When
McDonald’s
reports earnings Monday morning, investors will examine whether inflation continues to weigh on the frequency of customer visits and how much they spend at the fast-food chain.
For the three months ended in December, analysts polled by FactSet expect
McDonald’s
to post $6.4 billion in revenue, up 8.8% from the year-ago period. Much of that growth would likely come from international markets as the company opens up more locations.
Same-store sales are expected to increase 4.7% in the fourth quarter from a year ago, a more moderate pace compared with previous quarters as inflation eased toward the end of 2023.
Analysts expect net income to come in at $2 billion for the period, which translates to earnings of $2.83 per share. That would be 8.3% higher than a year ago.
There will likely be more growth going forward. In December, McDonald’s announced ambitious plans to open nearly 10,000 new restaurants in the next four years, pushing the total number of stores around the globe to 50,000 by the end of 2027.
The fast food giant aims to grow its loyalty program’s active users to 250 million by 2027 from the current 150 million—and more than double the program’s sales to $45 billion a year by then as well. Other initiatives include scaling up its delivery, drive-through, and mobile-order businesses, as well as improving its core menu items.

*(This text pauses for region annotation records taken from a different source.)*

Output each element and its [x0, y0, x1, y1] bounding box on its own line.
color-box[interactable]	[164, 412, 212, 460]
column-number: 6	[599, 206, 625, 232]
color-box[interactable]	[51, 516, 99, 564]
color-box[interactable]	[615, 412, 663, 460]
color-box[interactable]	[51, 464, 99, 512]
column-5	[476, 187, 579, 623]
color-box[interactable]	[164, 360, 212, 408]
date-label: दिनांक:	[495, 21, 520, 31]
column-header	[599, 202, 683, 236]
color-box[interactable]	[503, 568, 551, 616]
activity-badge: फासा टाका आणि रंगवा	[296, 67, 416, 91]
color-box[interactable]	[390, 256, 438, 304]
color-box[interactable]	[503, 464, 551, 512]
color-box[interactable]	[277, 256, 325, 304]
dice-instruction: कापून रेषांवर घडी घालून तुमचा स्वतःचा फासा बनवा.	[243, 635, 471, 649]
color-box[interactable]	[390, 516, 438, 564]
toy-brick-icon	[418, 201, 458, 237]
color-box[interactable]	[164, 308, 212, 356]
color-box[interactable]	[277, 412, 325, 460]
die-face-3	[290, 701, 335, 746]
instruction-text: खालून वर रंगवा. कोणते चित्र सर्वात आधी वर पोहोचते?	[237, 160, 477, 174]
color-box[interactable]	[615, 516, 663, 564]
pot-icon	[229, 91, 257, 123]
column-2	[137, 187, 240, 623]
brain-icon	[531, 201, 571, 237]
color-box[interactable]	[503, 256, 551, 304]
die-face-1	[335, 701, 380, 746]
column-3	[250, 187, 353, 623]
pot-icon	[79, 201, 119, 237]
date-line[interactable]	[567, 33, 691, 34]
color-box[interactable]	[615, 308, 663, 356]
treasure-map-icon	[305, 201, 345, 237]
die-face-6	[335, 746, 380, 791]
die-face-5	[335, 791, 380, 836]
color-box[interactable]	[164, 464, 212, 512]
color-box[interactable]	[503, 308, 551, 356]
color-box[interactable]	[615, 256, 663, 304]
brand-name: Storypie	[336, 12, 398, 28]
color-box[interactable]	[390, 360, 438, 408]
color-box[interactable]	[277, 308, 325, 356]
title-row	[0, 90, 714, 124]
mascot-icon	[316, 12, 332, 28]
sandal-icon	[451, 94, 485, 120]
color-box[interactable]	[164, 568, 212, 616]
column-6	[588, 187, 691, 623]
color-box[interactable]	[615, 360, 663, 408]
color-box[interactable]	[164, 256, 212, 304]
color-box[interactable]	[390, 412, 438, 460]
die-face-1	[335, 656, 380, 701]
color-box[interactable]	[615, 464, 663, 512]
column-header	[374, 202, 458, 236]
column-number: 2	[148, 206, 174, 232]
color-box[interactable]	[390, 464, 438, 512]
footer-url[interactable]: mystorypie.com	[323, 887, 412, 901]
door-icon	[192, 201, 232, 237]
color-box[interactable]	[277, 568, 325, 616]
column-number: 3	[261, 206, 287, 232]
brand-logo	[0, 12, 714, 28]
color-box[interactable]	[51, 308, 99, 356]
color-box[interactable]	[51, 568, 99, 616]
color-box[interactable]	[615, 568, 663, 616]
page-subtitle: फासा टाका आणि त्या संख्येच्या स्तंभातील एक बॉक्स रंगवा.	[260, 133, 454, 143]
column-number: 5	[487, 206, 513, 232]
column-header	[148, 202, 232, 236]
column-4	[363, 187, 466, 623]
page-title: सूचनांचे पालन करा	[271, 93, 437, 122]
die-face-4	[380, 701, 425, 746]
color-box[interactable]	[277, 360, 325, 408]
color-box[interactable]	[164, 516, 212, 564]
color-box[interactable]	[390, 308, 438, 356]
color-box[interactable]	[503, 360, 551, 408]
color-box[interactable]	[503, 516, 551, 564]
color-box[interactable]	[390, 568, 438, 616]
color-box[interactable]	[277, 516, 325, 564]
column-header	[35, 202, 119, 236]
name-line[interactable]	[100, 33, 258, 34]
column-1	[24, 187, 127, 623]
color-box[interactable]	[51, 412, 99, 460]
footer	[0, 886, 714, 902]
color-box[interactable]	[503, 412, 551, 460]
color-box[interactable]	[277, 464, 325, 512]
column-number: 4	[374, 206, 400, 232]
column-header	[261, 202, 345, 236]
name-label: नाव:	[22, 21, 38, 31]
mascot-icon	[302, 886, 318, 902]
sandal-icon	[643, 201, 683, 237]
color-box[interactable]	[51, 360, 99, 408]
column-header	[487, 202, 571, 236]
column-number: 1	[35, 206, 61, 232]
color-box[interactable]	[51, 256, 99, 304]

McDonald’s also launched a new drink-focused chain called CosMc’s to take on
Starbucks
and Dunkin’ in the afternoon beverage market. If successful, the move would be another growth engine for the fast-food chain. But investors shouldn’t expect to see any material impact in the near term.
In its latest guidance for fiscal 2024, provided in December, McDonald’s said it expects sales to grow nearly 2% in constant currency and its operating margin to come in the range of mid-to-high 40%—largely the same level as in 2023. The company expects to spend $2.5 billion in capital expenditure, an increase of 30% from fiscal 2022.
Beyond 2024, systemwide sales will grow by about 2.5% annually, McDonald’s says, with the number of restaurants increasing by 4% to 5% every year. The company has also said it expects to increase capital spending by $300 million to $500 million each year through 2027.
Despite expectations for continuous growth, investors will closely watch how much of a toll inflation has taken on consumer demand, especially for McDonald’s domestic market.
In October, McDonald’s CEO Chris Kempczinski noted that foot traffic at its U.S. restaurants fell for the first time in 2023 during the third quarter. Although middle- and higher-income customers have traded down from more expensive options, lower-income consumers made fewer visits, said Kempczinski.
Still, comparable sales at McDonald’s U.S. stores grew by 8% in the third quarter, mostly driven by price increases. But the rate of menu price hikes had already slowed in the third quarter compared with with the first two quarters of the year, and CFO Ian Borden said during the earnings call that investors should expect sales growth to further moderate as inflation levels continue to come down.
For the third quarter, total sales grew 14% from a year ago as the chain added more than 1,000 new restaurants. Increasing delivery orders also helped propel the growth, the company said.
On Wall Street, about 75% of analysts polled by FactSet have a Buy rating for the stock. Their average target price of $324 implies a 10% gain from current levels. McDonald’s has risen about 12% over the past 12 months, closing at $297.05 on Friday.